26 years later, the franchise has mass-generation appeal. (WP$)
+ Fewer people are playing now than at the peak of the epidemic. (Reuters)
10 Jobhunters are paying $1,000 for the perfect LinkedIn headshot.
They hope it will give them an edge in an image-obsessed world. (WSJ$)
Quote of the day
“Cyber criminals were eating our lunch.”
—Chris Krebs, former director of the U.S. Cybersecurity and Infrastructure Security Agency, thinks the government’s focus on tracking sophisticated overseas attackers has turned a blind eye to the daily threat of ransomware attacks, PC Mag reports.
The big story
Demis Hassabis started DeepMind for this reason.
February 2022
In the year In March 2016, DeepMind CEO and founder Demis Hassabis was in Seoul, South Korea, watching his company’s AI make history. AlphaGo, a computer program trained to master the classic board game, changed the world’s perception of what AI can do with a five-game match against Korean professional Lee Sedol and a 4-1 victory.

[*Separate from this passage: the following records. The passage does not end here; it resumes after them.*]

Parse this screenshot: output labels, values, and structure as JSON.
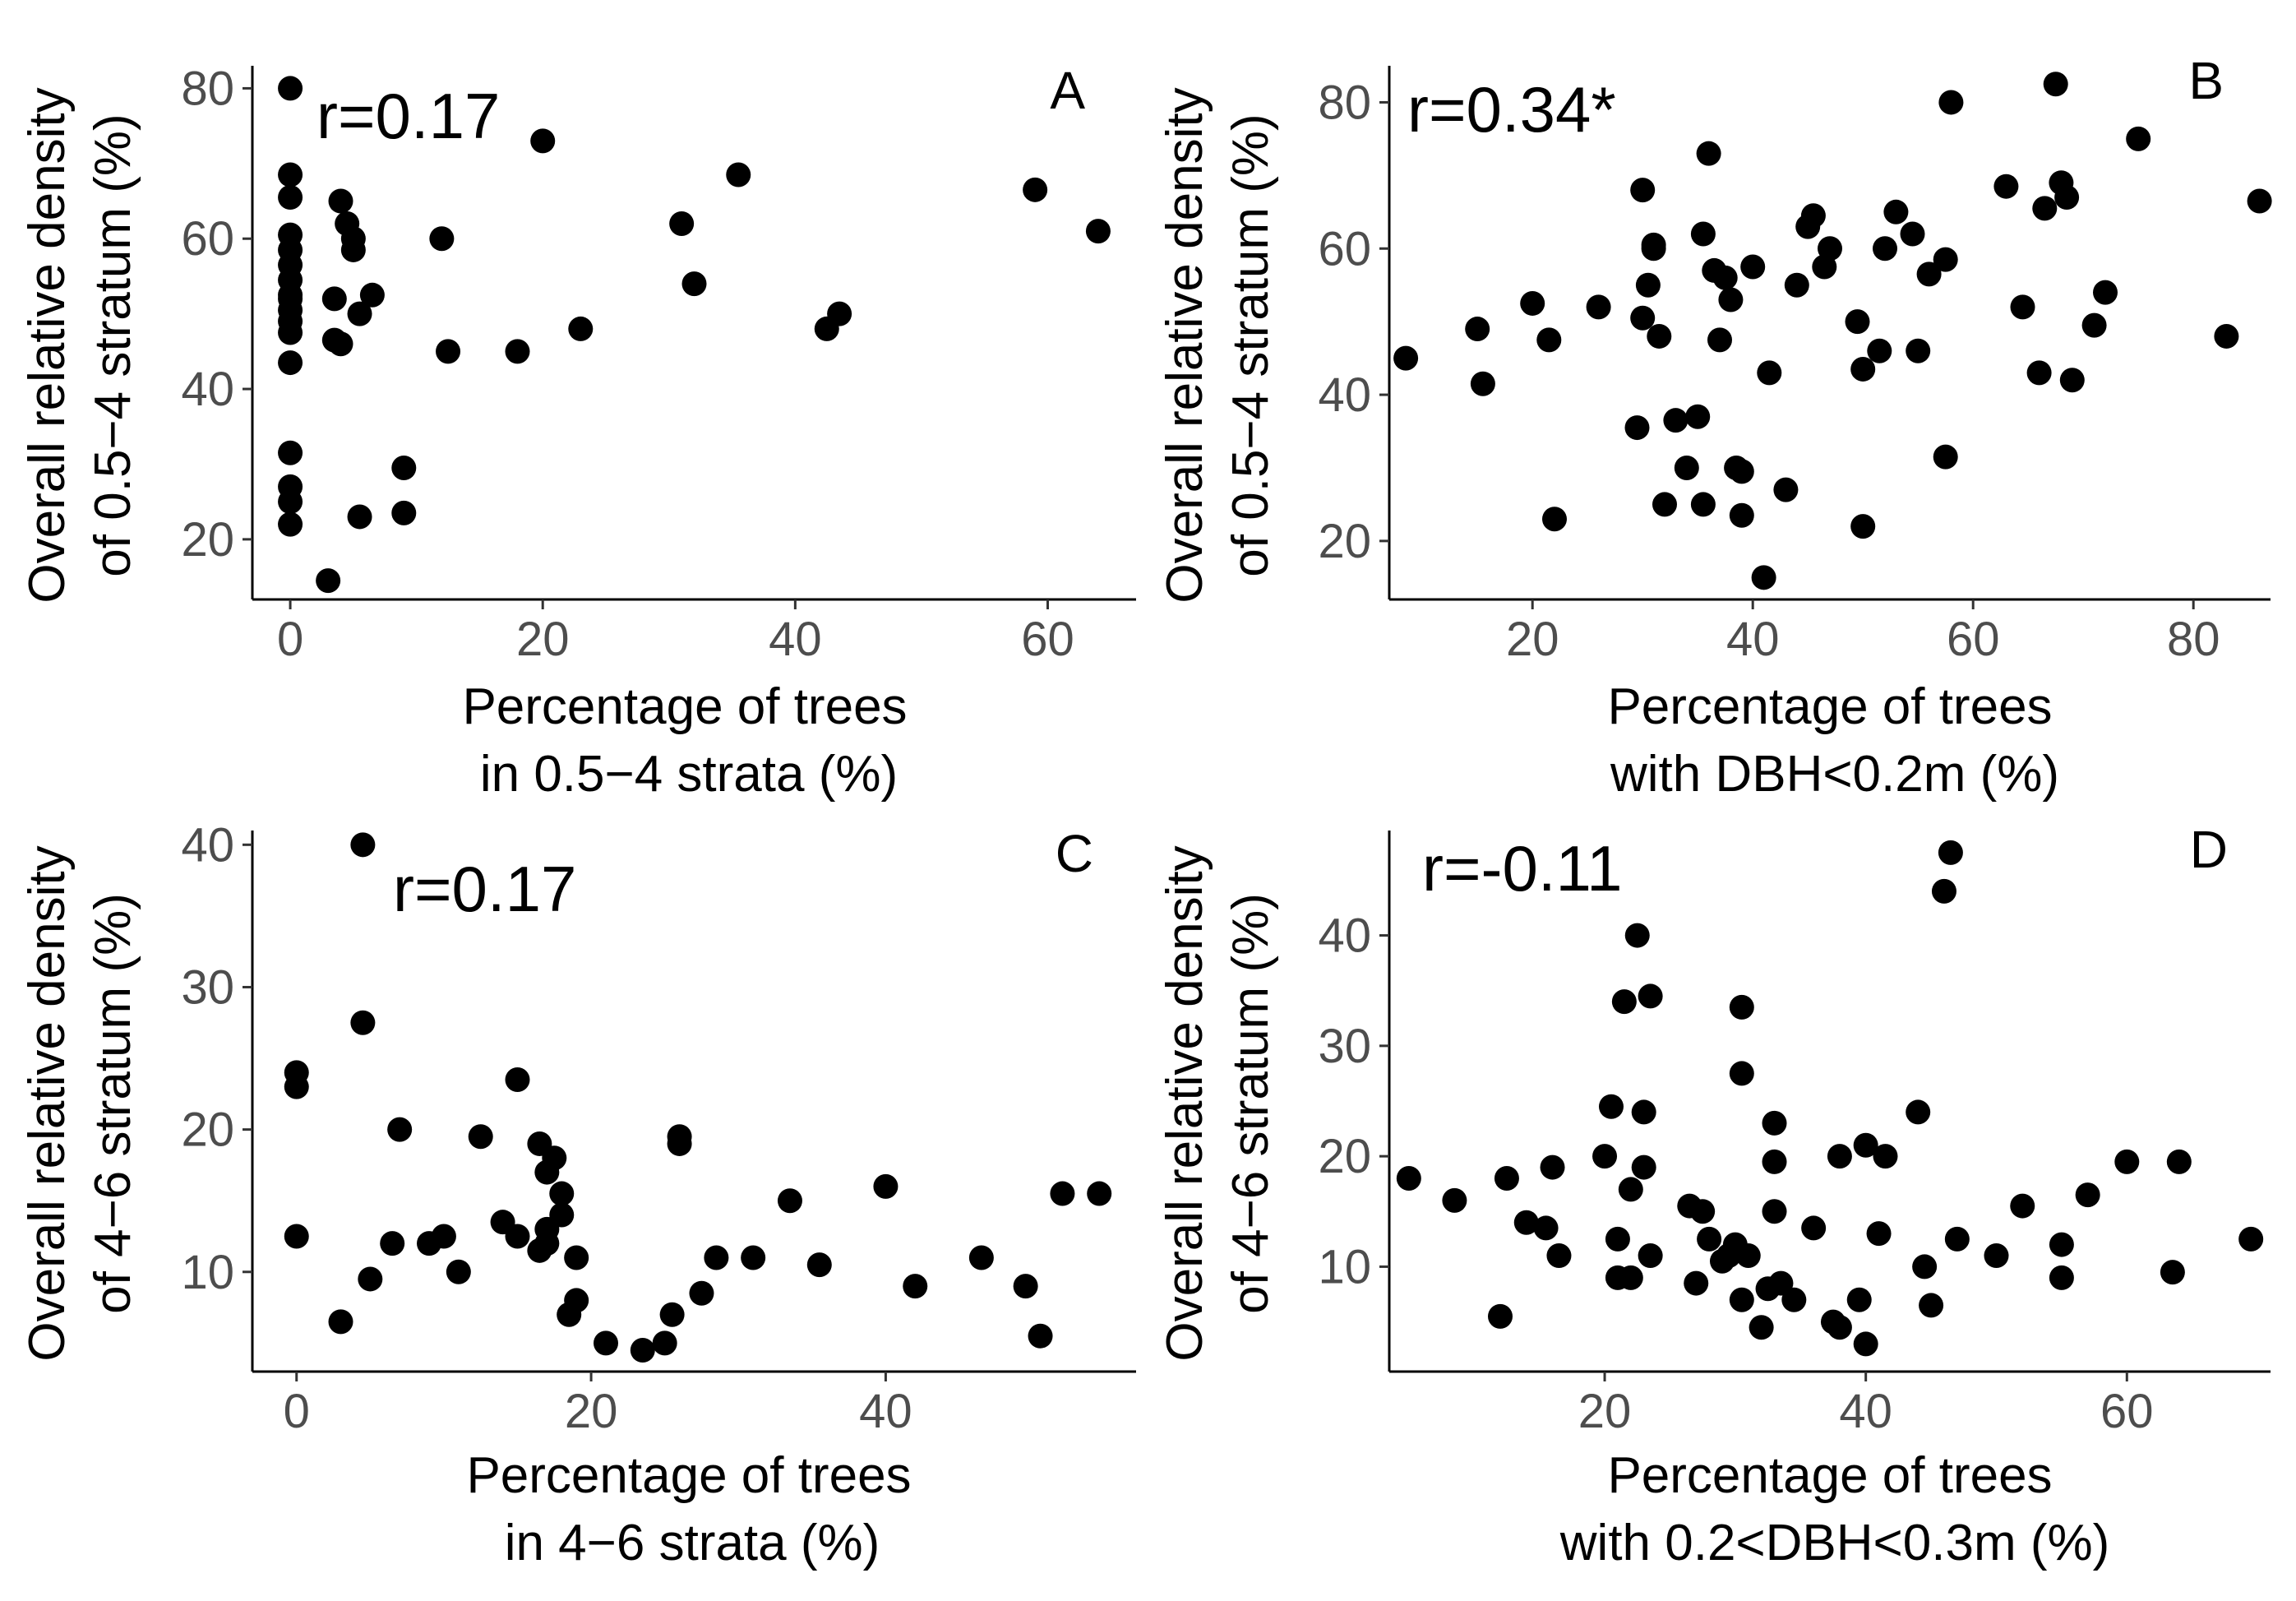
{
  "chart_data": [
    {
      "panel": "A",
      "type": "scatter",
      "annotation": "r=0.17",
      "ylabel": [
        "Overall relative density",
        "of 0.5−4 stratum (%)"
      ],
      "xlabel": [
        "Percentage of trees",
        "in 0.5−4 strata (%)"
      ],
      "xlim": [
        -3,
        67
      ],
      "ylim": [
        12,
        83
      ],
      "xticks": [
        0,
        20,
        40,
        60
      ],
      "yticks": [
        20,
        40,
        60,
        80
      ],
      "x": [
        0,
        0,
        0,
        0,
        0,
        0,
        0,
        0,
        0,
        0,
        0,
        0,
        0,
        0,
        0,
        0,
        0,
        3.5,
        4,
        4.5,
        5,
        5,
        5.5,
        4,
        6.5,
        3.5,
        5.5,
        9,
        9,
        3,
        12,
        12.5,
        18,
        20,
        23,
        31,
        32,
        35.5,
        42.5,
        43.5,
        59,
        64
      ],
      "y": [
        80,
        68.5,
        65.5,
        60.5,
        58.5,
        56.5,
        54.5,
        52.5,
        50.5,
        49,
        47.5,
        43.5,
        31.5,
        27,
        25,
        22,
        52,
        52,
        65,
        62,
        58.5,
        60,
        50,
        46,
        52.5,
        46.5,
        23,
        29.5,
        23.5,
        14.5,
        60,
        45,
        45,
        73,
        48,
        62,
        54,
        68.5,
        48,
        50,
        66.5,
        61
      ]
    },
    {
      "panel": "B",
      "type": "scatter",
      "annotation": "r=0.34*",
      "ylabel": [
        "Overall relative density",
        "of 0.5−4 stratum (%)"
      ],
      "xlabel": [
        "Percentage of trees",
        "with DBH<0.2m (%)"
      ],
      "xlim": [
        7,
        87
      ],
      "ylim": [
        12,
        85
      ],
      "xticks": [
        20,
        40,
        60,
        80
      ],
      "yticks": [
        20,
        40,
        60,
        80
      ],
      "x": [
        8.5,
        15.5,
        15,
        20,
        21.5,
        22,
        26,
        29.5,
        30,
        30,
        30.5,
        31,
        31,
        31.5,
        32,
        33,
        34,
        35,
        35.5,
        35.5,
        36,
        36.5,
        37,
        37.5,
        38,
        38.5,
        39,
        39,
        40,
        41,
        41.5,
        43,
        44,
        45,
        45.5,
        46.5,
        47,
        49.5,
        50,
        50,
        51.5,
        52,
        53,
        54.5,
        55,
        56,
        57.5,
        57.5,
        58,
        63,
        64.5,
        66,
        66.5,
        67.5,
        68,
        68.5,
        69,
        71,
        72,
        75,
        83,
        86
      ],
      "y": [
        45,
        41.5,
        49,
        52.5,
        47.5,
        23,
        52,
        35.5,
        68,
        50.5,
        55,
        60.5,
        60,
        48,
        25,
        36.5,
        30,
        37,
        25,
        62,
        73,
        57,
        47.5,
        56,
        53,
        30,
        29.5,
        23.5,
        57.5,
        15,
        43,
        27,
        55,
        63,
        64.5,
        57.5,
        60,
        50,
        43.5,
        22,
        46,
        60,
        65,
        62,
        46,
        56.5,
        31.5,
        58.5,
        80,
        68.5,
        52,
        43,
        65.5,
        82.5,
        69,
        67,
        42,
        49.5,
        54,
        75,
        48,
        66.5
      ]
    },
    {
      "panel": "C",
      "type": "scatter",
      "annotation": "r=0.17",
      "ylabel": [
        "Overall relative density",
        "of 4−6 stratum (%)"
      ],
      "xlabel": [
        "Percentage of trees",
        "in 4−6 strata (%)"
      ],
      "xlim": [
        -3,
        57
      ],
      "ylim": [
        3,
        41
      ],
      "xticks": [
        0,
        20,
        40
      ],
      "yticks": [
        10,
        20,
        30,
        40
      ],
      "x": [
        0,
        0,
        0,
        3,
        4.5,
        4.5,
        5,
        6.5,
        7,
        9,
        10,
        11,
        12.5,
        14,
        15,
        15,
        16.5,
        16.5,
        17,
        17,
        17,
        17.5,
        18,
        18,
        18.5,
        19,
        19,
        21,
        23.5,
        25,
        25.5,
        26,
        26,
        27.5,
        28.5,
        31,
        33.5,
        35.5,
        40,
        42,
        46.5,
        49.5,
        50.5,
        52,
        54.5
      ],
      "y": [
        24,
        23,
        12.5,
        6.5,
        40,
        27.5,
        9.5,
        12,
        20,
        12,
        12.5,
        10,
        19.5,
        13.5,
        23.5,
        12.5,
        19,
        11.5,
        17,
        13,
        12,
        18,
        14,
        15.5,
        7,
        11,
        8,
        5,
        4.5,
        5,
        7,
        19,
        19.5,
        8.5,
        11,
        11,
        15,
        10.5,
        16,
        9,
        11,
        9,
        5.5,
        15.5,
        15.5
      ]
    },
    {
      "panel": "D",
      "type": "scatter",
      "annotation": "r=-0.11",
      "ylabel": [
        "Overall relative density",
        "of 4−6 stratum (%)"
      ],
      "xlabel": [
        "Percentage of trees",
        "with 0.2<DBH<0.3m (%)"
      ],
      "xlim": [
        3.5,
        71
      ],
      "ylim": [
        0.5,
        49.5
      ],
      "xticks": [
        20,
        40,
        60
      ],
      "yticks": [
        10,
        20,
        30,
        40
      ],
      "x": [
        5,
        8.5,
        12,
        12.5,
        14,
        15.5,
        16,
        16.5,
        20,
        20.5,
        21,
        21,
        21.5,
        22,
        22,
        22.5,
        23,
        23,
        23.5,
        23.5,
        26.5,
        27,
        27.5,
        28,
        29,
        29.5,
        30,
        30.5,
        30.5,
        30.5,
        31,
        32,
        32.5,
        33,
        33,
        33,
        33.5,
        34.5,
        36,
        37.5,
        38,
        38,
        39.5,
        40,
        40,
        41,
        41.5,
        44,
        44.5,
        45,
        46,
        46.5,
        47,
        50,
        52,
        55,
        55,
        57,
        60,
        63.5,
        64,
        69.5
      ],
      "y": [
        18,
        16,
        5.5,
        18,
        14,
        13.5,
        19,
        11,
        20,
        24.5,
        9,
        12.5,
        34,
        9,
        17,
        40,
        24,
        19,
        34.5,
        11,
        15.5,
        8.5,
        15,
        12.5,
        10.5,
        11,
        12,
        33.5,
        27.5,
        7,
        11,
        4.5,
        8,
        15,
        19.5,
        23,
        8.5,
        7,
        13.5,
        5,
        20,
        4.5,
        7,
        21,
        3,
        13,
        20,
        24,
        10,
        6.5,
        44,
        47.5,
        12.5,
        11,
        15.5,
        9,
        12,
        16.5,
        19.5,
        9.5,
        19.5,
        12.5
      ]
    }
  ]
}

But while the DeepMind team was celebrating, Hassabis was already thinking about a bigger challenge. The company’s technology is understood to be ready to take on one of the most important and complex puzzles in biology, the prediction of protein structure that researchers have been trying to solve for 50 years. Read the full story.
– Douglas Garden
We can still have something good.
A place of comfort, relaxation and distraction in these strange times. (Got an idea? Drop me a line or Tweet at me.)
+ 8glitchorbit digital art is incredibly soothing.
+ Prey, the new Predator prequel, seems to only address a few of the horrors of the franchise’s past.
+ Everyone rejoices in the rise and rise of the Imo leader.
+ This is interesting: investigators are using DNA to fight illegal loggers.
+ Turtles are returning to the Mississippi mainland for the first time in four years.